The emerging critical issues concerned the absence of a diagnosis and treatment service capable of taking on these situations if not with the transfer of the prisoner to the OPG and the lack of homogeneity of the interned population, in particular for the personological, criminal and clinical aspects.

There were 6 OPGs in Italy and welcomed more than 1400 people. The goal of the legislator, who authorized its creation, was to guarantee adequate care for people with mental illness and face their “social danger”.

The penal code provides for the minimum duration of the security measure, in 2, 5 or 10 years, in relation to the seriousness of the crime committed, but it is not pronounced with respect to the maximum possible duration of the internment which, in the absence of alternatives, often translated in “white life sentences” or the permanence in OPG for life. Some reports and inspections ascertained the inhuman conditions of detention of the patients.

Already in 1974, following the death of a woman, due to the fire of the mattress to which she was tied, the then Minister of Justice Oronzo Reale, declared that the Government would be committed to the closure of the OPG. But although several sentences of the Constitutional Court have reiterated the possibility of adopting the probation as an alternative to internment in the OPG, it took thirty-four years before the Prime Minister’s Decree of April 1, 2008 sanctioned their overcoming and that the law number 9/2012 identified the date by which the OPGs should have been closed on 1 February 2013, which was extended to 1 April 2014.

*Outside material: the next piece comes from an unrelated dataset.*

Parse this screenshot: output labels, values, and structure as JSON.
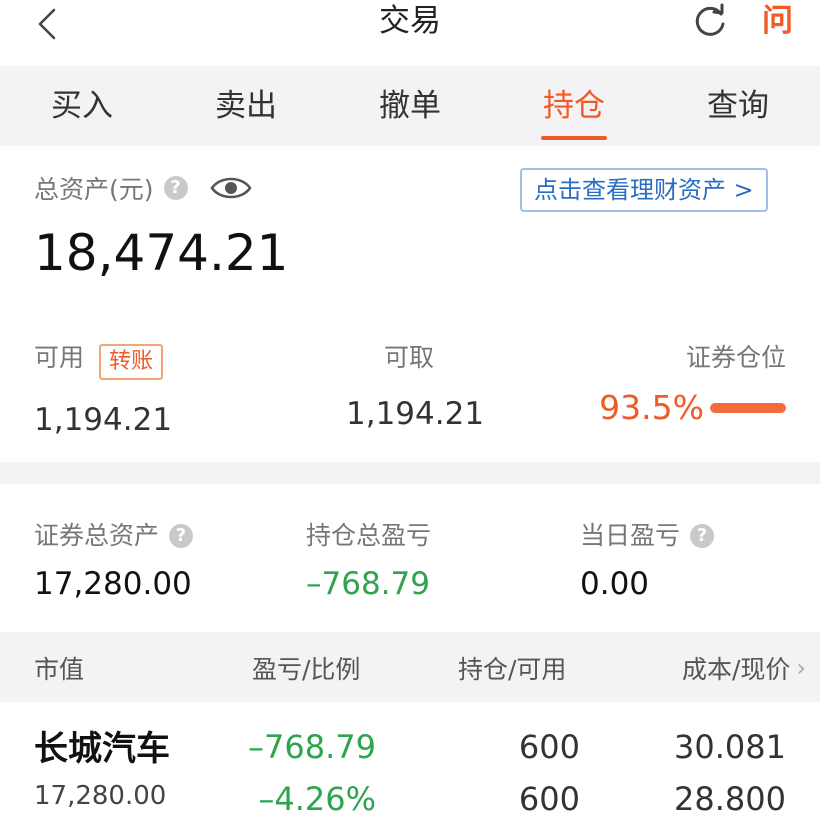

In 2010 a parliamentary commission of inquiry was launched on the effectiveness and efficiency of the National Health Service and Ignazio Marino was responsible for it. The investigation thus desired, allowed the technicians of the parliamentary commission to go personally, with surprise inspections, to all the OPG present on the Italian territory and to check the sanitary, structural and administrative conditions. The degradation of which they were spectators was defined by the President of the Republic Giorgio Napolitano “an unacceptable horror in a barely civilized country”. The commission following the dramatic reality found decided to make public a video, which shows the images, the voices and the statements of the sentenced to white life imprisonment,

In the Judicial Psychiatric Hospital of Barcellona Pozzo di Gotto (province of Messina) the commission, by inspecting the restraint department, was able to see how the prisoners were treated. They found naked men, tied to an iron bed, without a mattress, without sheets. The hands and feet tied, with gauze used as ropes, at the four corners of the iron structure and in the center of the bed, a hole for the fall of feces and urine in a well below. Conditions and restraints these could last for days.

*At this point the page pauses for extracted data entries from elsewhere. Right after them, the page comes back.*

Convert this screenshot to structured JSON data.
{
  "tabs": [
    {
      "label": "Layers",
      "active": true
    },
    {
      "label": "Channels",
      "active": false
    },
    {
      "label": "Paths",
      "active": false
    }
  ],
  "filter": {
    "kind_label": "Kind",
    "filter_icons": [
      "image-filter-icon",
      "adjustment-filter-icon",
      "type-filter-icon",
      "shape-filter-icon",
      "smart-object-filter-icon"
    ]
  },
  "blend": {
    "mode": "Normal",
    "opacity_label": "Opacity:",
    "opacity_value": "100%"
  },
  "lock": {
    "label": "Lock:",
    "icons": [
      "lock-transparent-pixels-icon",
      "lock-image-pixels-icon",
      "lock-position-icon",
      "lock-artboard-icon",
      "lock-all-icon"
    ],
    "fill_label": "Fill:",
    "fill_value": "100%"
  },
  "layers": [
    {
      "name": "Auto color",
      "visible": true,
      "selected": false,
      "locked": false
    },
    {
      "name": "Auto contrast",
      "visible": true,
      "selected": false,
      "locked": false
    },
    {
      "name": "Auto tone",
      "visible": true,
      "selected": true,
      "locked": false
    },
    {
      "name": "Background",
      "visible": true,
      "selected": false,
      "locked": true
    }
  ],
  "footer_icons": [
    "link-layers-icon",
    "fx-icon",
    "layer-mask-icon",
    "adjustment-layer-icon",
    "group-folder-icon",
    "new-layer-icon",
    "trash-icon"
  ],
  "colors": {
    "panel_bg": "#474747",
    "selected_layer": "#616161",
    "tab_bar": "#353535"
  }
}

Law number 9/2012 definitively establishes that as of March 31, 2013 the assistance measures of the former patients of the OPG would be carried out exclusively within health facilities, it being understood that the people who had ceased to be socially dangerous had to be without delay discharged and taken over by the mental health departments of the area. A series of loans was provided for the construction of new structures, for the completion of the process and for carrying out monitoring and verification activities throughout the entire process.

The regions have therefore been called to face the need to identify, create and support places that can welcome and treat patients detained at the OPG. The ASLs of the Italian Regions allocated funds and arranged for the creation of new structures and new teams necessary for taking charge of these patients.

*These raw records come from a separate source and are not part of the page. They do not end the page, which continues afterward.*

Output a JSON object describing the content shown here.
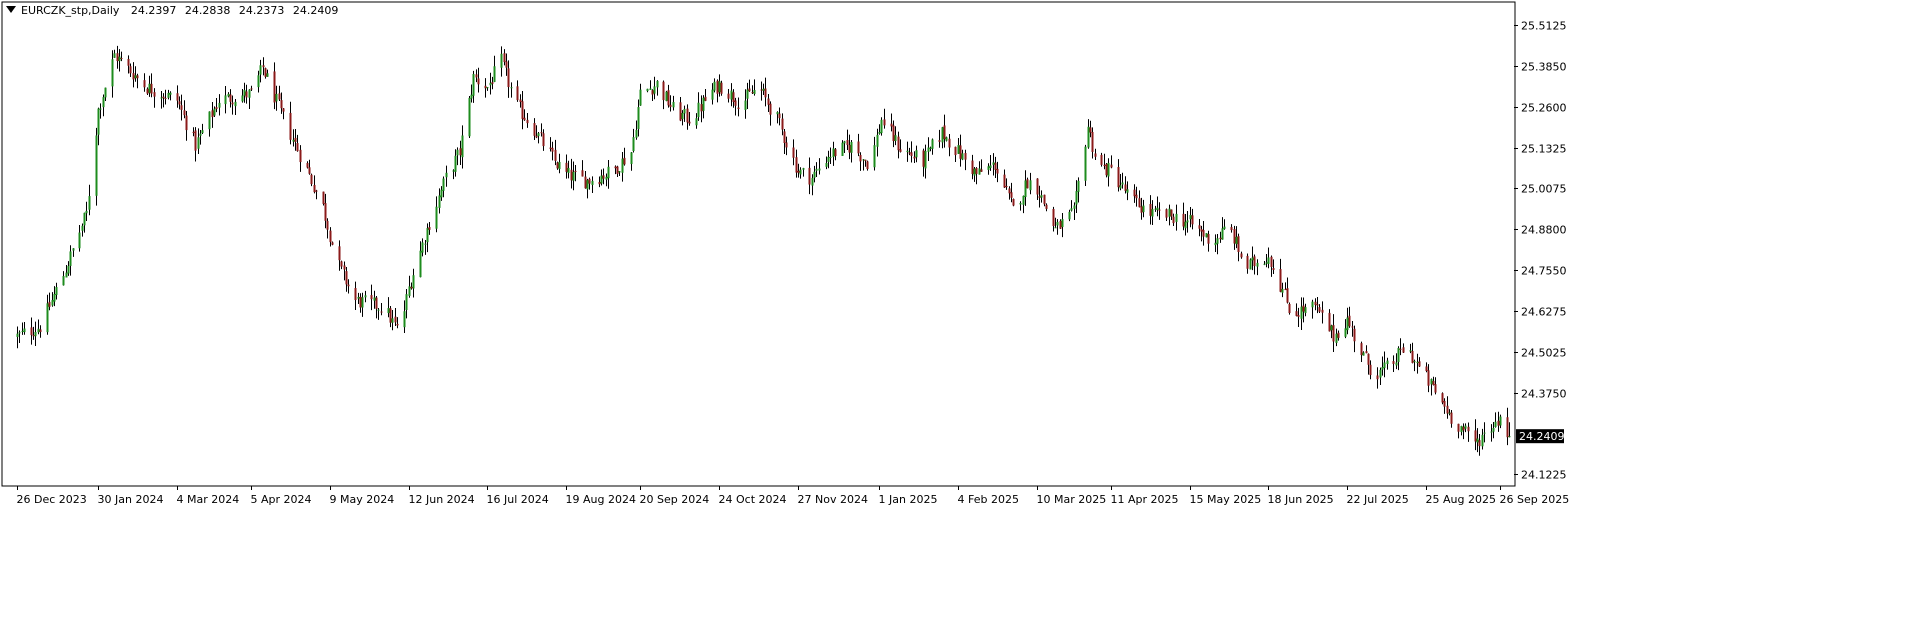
{
  "header": {
    "symbol": "EURCZK_stp,Daily",
    "open": "24.2397",
    "high": "24.2838",
    "low": "24.2373",
    "close": "24.2409"
  },
  "colors": {
    "bull": "#1e8c1e",
    "bear": "#8b1a1a",
    "wick": "#000000",
    "frame": "#000000",
    "price_tag_bg": "#000000",
    "price_tag_fg": "#ffffff",
    "background": "#ffffff"
  },
  "chart_data": {
    "type": "candlestick",
    "title": "EURCZK_stp,Daily",
    "current_price": "24.2409",
    "x_tick_labels": [
      "26 Dec 2023",
      "30 Jan 2024",
      "4 Mar 2024",
      "5 Apr 2024",
      "9 May 2024",
      "12 Jun 2024",
      "16 Jul 2024",
      "19 Aug 2024",
      "20 Sep 2024",
      "24 Oct 2024",
      "27 Nov 2024",
      "1 Jan 2025",
      "4 Feb 2025",
      "10 Mar 2025",
      "11 Apr 2025",
      "15 May 2025",
      "18 Jun 2025",
      "22 Jul 2025",
      "25 Aug 2025",
      "26 Sep 2025"
    ],
    "y_tick_labels": [
      "25.5125",
      "25.3850",
      "25.2600",
      "25.1325",
      "25.0075",
      "24.8800",
      "24.7550",
      "24.6275",
      "24.5025",
      "24.3750",
      "24.1225"
    ],
    "y_ticks": [
      25.5125,
      25.385,
      25.26,
      25.1325,
      25.0075,
      24.88,
      24.755,
      24.6275,
      24.5025,
      24.375,
      24.1225
    ],
    "ylim": [
      24.09,
      25.58
    ],
    "series_anchors": [
      {
        "date": "2023-12-26",
        "close": 24.55
      },
      {
        "date": "2024-01-05",
        "close": 24.58
      },
      {
        "date": "2024-01-15",
        "close": 24.74
      },
      {
        "date": "2024-01-25",
        "close": 24.93
      },
      {
        "date": "2024-01-30",
        "close": 25.25
      },
      {
        "date": "2024-02-06",
        "close": 25.42
      },
      {
        "date": "2024-02-20",
        "close": 25.32
      },
      {
        "date": "2024-03-04",
        "close": 25.28
      },
      {
        "date": "2024-03-12",
        "close": 25.14
      },
      {
        "date": "2024-03-22",
        "close": 25.28
      },
      {
        "date": "2024-04-05",
        "close": 25.3
      },
      {
        "date": "2024-04-10",
        "close": 25.38
      },
      {
        "date": "2024-04-18",
        "close": 25.24
      },
      {
        "date": "2024-04-28",
        "close": 25.08
      },
      {
        "date": "2024-05-06",
        "close": 24.95
      },
      {
        "date": "2024-05-12",
        "close": 24.78
      },
      {
        "date": "2024-05-20",
        "close": 24.66
      },
      {
        "date": "2024-06-01",
        "close": 24.64
      },
      {
        "date": "2024-06-08",
        "close": 24.56
      },
      {
        "date": "2024-06-12",
        "close": 24.7
      },
      {
        "date": "2024-06-20",
        "close": 24.88
      },
      {
        "date": "2024-06-28",
        "close": 25.04
      },
      {
        "date": "2024-07-04",
        "close": 25.12
      },
      {
        "date": "2024-07-10",
        "close": 25.35
      },
      {
        "date": "2024-07-16",
        "close": 25.32
      },
      {
        "date": "2024-07-22",
        "close": 25.4
      },
      {
        "date": "2024-07-28",
        "close": 25.27
      },
      {
        "date": "2024-08-05",
        "close": 25.19
      },
      {
        "date": "2024-08-14",
        "close": 25.09
      },
      {
        "date": "2024-08-19",
        "close": 25.05
      },
      {
        "date": "2024-08-28",
        "close": 25.03
      },
      {
        "date": "2024-09-08",
        "close": 25.06
      },
      {
        "date": "2024-09-16",
        "close": 25.12
      },
      {
        "date": "2024-09-20",
        "close": 25.3
      },
      {
        "date": "2024-09-27",
        "close": 25.33
      },
      {
        "date": "2024-10-05",
        "close": 25.24
      },
      {
        "date": "2024-10-12",
        "close": 25.22
      },
      {
        "date": "2024-10-20",
        "close": 25.3
      },
      {
        "date": "2024-10-24",
        "close": 25.33
      },
      {
        "date": "2024-11-02",
        "close": 25.27
      },
      {
        "date": "2024-11-10",
        "close": 25.32
      },
      {
        "date": "2024-11-18",
        "close": 25.22
      },
      {
        "date": "2024-11-27",
        "close": 25.06
      },
      {
        "date": "2024-12-03",
        "close": 25.04
      },
      {
        "date": "2024-12-10",
        "close": 25.11
      },
      {
        "date": "2024-12-20",
        "close": 25.14
      },
      {
        "date": "2024-12-28",
        "close": 25.08
      },
      {
        "date": "2025-01-02",
        "close": 25.22
      },
      {
        "date": "2025-01-10",
        "close": 25.13
      },
      {
        "date": "2025-01-20",
        "close": 25.09
      },
      {
        "date": "2025-01-28",
        "close": 25.18
      },
      {
        "date": "2025-02-04",
        "close": 25.12
      },
      {
        "date": "2025-02-12",
        "close": 25.05
      },
      {
        "date": "2025-02-20",
        "close": 25.08
      },
      {
        "date": "2025-02-28",
        "close": 24.94
      },
      {
        "date": "2025-03-06",
        "close": 25.03
      },
      {
        "date": "2025-03-10",
        "close": 25.01
      },
      {
        "date": "2025-03-18",
        "close": 24.88
      },
      {
        "date": "2025-03-26",
        "close": 24.93
      },
      {
        "date": "2025-04-01",
        "close": 25.2
      },
      {
        "date": "2025-04-05",
        "close": 25.08
      },
      {
        "date": "2025-04-11",
        "close": 25.06
      },
      {
        "date": "2025-04-20",
        "close": 24.97
      },
      {
        "date": "2025-04-28",
        "close": 24.93
      },
      {
        "date": "2025-05-08",
        "close": 24.92
      },
      {
        "date": "2025-05-15",
        "close": 24.9
      },
      {
        "date": "2025-05-25",
        "close": 24.84
      },
      {
        "date": "2025-06-01",
        "close": 24.89
      },
      {
        "date": "2025-06-08",
        "close": 24.76
      },
      {
        "date": "2025-06-18",
        "close": 24.8
      },
      {
        "date": "2025-06-28",
        "close": 24.62
      },
      {
        "date": "2025-07-08",
        "close": 24.64
      },
      {
        "date": "2025-07-16",
        "close": 24.55
      },
      {
        "date": "2025-07-22",
        "close": 24.6
      },
      {
        "date": "2025-07-28",
        "close": 24.5
      },
      {
        "date": "2025-08-03",
        "close": 24.43
      },
      {
        "date": "2025-08-10",
        "close": 24.46
      },
      {
        "date": "2025-08-16",
        "close": 24.52
      },
      {
        "date": "2025-08-25",
        "close": 24.42
      },
      {
        "date": "2025-09-05",
        "close": 24.3
      },
      {
        "date": "2025-09-15",
        "close": 24.22
      },
      {
        "date": "2025-09-22",
        "close": 24.27
      },
      {
        "date": "2025-09-26",
        "close": 24.3
      },
      {
        "date": "2025-09-30",
        "close": 24.2409
      }
    ]
  }
}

Some regions have been more efficient than others but today the picture is complete albeit with many differences between REMS (Residence for the Execution of Health Safety Measures), which end up jeopardizing the principle of equality in treatment. Currently 28 REMS are operating on the Italian territory, for a total of 624 places available and with the transfer of the last 2 interned from the OPG of Barcellona Pozzo di Gotto in May 2017 ended the centuries-old history of criminal asylums in Italy, later called Judicial asylums, OPG.

REMS were created to guarantee the execution of the safety measure and at the same time the activation of therapeutic-rehabilitation courses.